PROTECTIVE ACTION OF ERYTHROPOIETIN ON NEURONAL DAMAGE INDUCED BY ACTIVATED MICROGLIA

WENKER, SHIRLEY; CHAMORRO, MARÍA EUGENIA; VITTORI, DANIELA; NESSE, ALCIRA

FEBS JOURNAL

WILEY-BLACKWELL PUBLISHING, INC

Lugar: Londres; Año: 2013 vol. 280 p. 1630 - 1642

1742-464X

Inflammation is a physiological defense response, but may also represent a potential pathological process in neurological diseases. In this regard, microglia have a crucial role in either progression or amelioration of degenerative neuronal damage. Because of the role of hypoxia in proinflammatory mechanisms in the nervous system, and the potential antiinflammatoryprotective effect of erythropoietin (Epo), we focused our investigation on the role of this factor on activation of microglia and neuroprotection. Activation of microglial cells (EOC-2) was achieved by chemical hypoxia induced by cobalt chloride (CoCl2) and characterized by increased levels of nitrite, TNF-alfa and reactive oxygen species production, as well as up-regulation of inducible nitric oxide synthase expression. Under these conditions, cell proliferation data and proliferating cell nuclear antigen (PCNA) staining demonstrated a mitogenic effect of chemical hypoxia.
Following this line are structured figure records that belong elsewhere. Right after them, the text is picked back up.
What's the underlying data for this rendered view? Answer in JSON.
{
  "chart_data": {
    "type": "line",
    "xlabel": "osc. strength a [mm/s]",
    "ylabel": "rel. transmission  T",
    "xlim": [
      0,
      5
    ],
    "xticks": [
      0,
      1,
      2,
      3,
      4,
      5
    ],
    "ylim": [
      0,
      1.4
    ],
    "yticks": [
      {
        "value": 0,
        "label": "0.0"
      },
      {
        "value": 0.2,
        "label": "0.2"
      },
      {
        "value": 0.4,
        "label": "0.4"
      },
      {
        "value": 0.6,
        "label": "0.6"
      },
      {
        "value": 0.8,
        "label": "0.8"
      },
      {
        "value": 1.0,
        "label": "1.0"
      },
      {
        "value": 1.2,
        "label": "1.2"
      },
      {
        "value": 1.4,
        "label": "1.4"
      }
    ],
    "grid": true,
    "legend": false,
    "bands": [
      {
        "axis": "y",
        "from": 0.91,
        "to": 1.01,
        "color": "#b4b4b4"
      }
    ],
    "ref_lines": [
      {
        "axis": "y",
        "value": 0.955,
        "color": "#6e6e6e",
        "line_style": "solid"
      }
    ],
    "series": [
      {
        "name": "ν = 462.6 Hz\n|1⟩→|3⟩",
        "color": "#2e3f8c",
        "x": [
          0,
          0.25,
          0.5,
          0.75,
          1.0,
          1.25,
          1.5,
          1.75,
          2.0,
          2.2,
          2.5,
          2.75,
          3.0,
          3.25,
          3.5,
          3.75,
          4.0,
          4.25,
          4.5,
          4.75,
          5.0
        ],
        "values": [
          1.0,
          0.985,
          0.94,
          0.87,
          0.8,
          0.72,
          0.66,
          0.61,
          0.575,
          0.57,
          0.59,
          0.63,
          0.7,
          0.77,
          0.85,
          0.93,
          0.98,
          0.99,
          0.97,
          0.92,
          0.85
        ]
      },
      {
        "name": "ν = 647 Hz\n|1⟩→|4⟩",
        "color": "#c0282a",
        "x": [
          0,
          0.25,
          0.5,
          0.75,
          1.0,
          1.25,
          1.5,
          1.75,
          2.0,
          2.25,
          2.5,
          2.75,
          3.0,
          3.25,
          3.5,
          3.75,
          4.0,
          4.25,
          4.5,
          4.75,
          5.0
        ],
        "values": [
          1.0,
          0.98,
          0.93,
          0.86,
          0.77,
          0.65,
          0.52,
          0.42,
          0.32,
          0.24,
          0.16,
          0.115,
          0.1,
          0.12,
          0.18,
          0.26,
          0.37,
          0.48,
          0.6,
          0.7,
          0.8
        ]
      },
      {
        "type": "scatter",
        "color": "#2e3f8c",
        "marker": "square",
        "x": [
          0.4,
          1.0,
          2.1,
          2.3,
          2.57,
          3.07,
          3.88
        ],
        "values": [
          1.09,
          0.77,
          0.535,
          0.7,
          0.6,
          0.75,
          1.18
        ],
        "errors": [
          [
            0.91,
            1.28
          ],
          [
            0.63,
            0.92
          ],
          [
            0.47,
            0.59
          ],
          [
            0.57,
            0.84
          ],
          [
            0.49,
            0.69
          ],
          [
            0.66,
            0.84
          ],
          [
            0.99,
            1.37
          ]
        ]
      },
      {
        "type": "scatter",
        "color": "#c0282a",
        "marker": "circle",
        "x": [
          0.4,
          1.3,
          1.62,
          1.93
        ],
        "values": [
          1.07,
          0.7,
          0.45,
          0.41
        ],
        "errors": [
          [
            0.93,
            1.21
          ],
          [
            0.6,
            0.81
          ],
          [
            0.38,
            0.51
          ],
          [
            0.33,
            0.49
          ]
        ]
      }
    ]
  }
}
Even though pre-treatment with Epo did not prevent nitrite production, inducible nitric oxide synthase protein expression or TNF-alfa secretion, it prevented the oxidative stress induced by CoCl2 as well as cell proliferation. Neuronal cells (SH-SY5Y) culturedin the presence of conditioned medium from activated EOC-2 cells or macrophages (RAW 264.7) developed significant apoptosis, an effect that was abolished by Epo via Epo/Epo receptor activation. The results show that even though Epo did not exert a direct anti-inflammatory effect on microglia activation, it did increase the resistance of neurons to subsequent damage from pro-inflammatory agents. In addition to its anti-apoptotic ability, the Epo antioxidant effect may have an indirect influence on neuronal survival by modulation of the pro-inflammatory environment.